- Film poster
- Directed by: Bob Nyanja
- Written by: Catejan Boy Martin Thau
- Produced by: Oliver Thau Mario Zvan
- Starring: Charles Bukeko; Patrick Oketch; Veronica Waceke; Joseph Olita;
- Cinematography: Helmut Fischer
- Music by: Jan Tilman Schade
- Production companies: Blue Sky Films Papermoon Films Scopas Medien
- Distributed by: TRACE Content Distribution
- Release date: 10 February 2012 (United States);
- Running time: 87 minutes
- Country: Kenya
- Languages: English Swahili
- Budget: €700,000

= The Captain of Nakara =

The Captain of Nakara is a 2012 Kenyan comedy film. It is an adaption of the German play The Captain of Köpenick by Carl Zuckmayer, itself based on the life story of Wilhelm Voigt, a small-time criminal who posed as a Hauptmann (Captain) in Berlin in 1906.

==Plot==
The small-time thug Muntu (Bernard Safari) has just been released from prison in the fictional African country of Nakara. Shortly after, he falls in love with a preacher's daughter, and loathes to tell her of his dark past. He therefore pretends to be a successful businessman. He poses as the owner of a successful market stand. Because of the pervasive corruption in the area, his sincere attempts to make his falsehoods a reality fall flat. In a stolen military uniform, Muntu poses as the "Captain of Nakara" and successfully defends his rights and happiness, leading to changes not only for him, but also for the whole nation ultimately winning the presidency of Kwetu!

==Cast==
- Bernard Safari as Muntu
- Shirleen Wangari as Muna
- Charles Kiarie as Sunday
- Charles Bukeko as General Lumumba
- Patrick Oketch as Captain
- Joel Otukho as Ballad Monger
- Lucy Wangui Gichomo as Civil Servant
- Ephraim Muriithi as Fence
- Evans Muthini as Jailor
- Anne Njathi as Waguyu
- Veronica Waceke as Shop Assistant
- Jim Were as Kiosk Owner
- Joseph Olita (uncredited) as Muntu's father-in-law

== Nominations ==
The film was nominated in the 2012 Africa Movie Academy Awards (AMAA) under the Achievement in Costume Design category.
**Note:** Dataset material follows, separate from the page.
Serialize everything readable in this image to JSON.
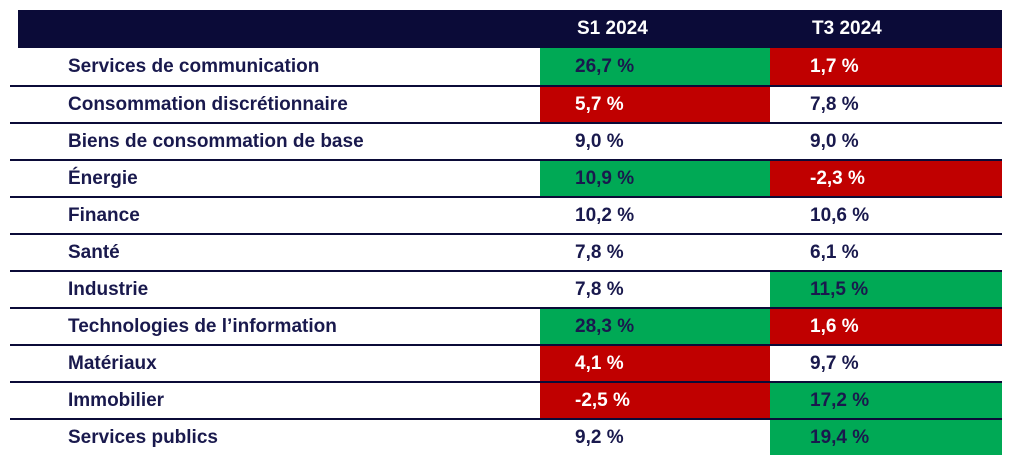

Captain of Nakara was also nominated for the Free Spirit competition at the Warsaw Film festival in 2012.

A year later, in 2013, the film was nominated in the Pan African Film and Television Festival of Ouagadougou (FESPACO) under the Digital Video Fiction Competition category. The category had 17 nominees drawn from across Africa. It was the only nomination from Kenya in this category.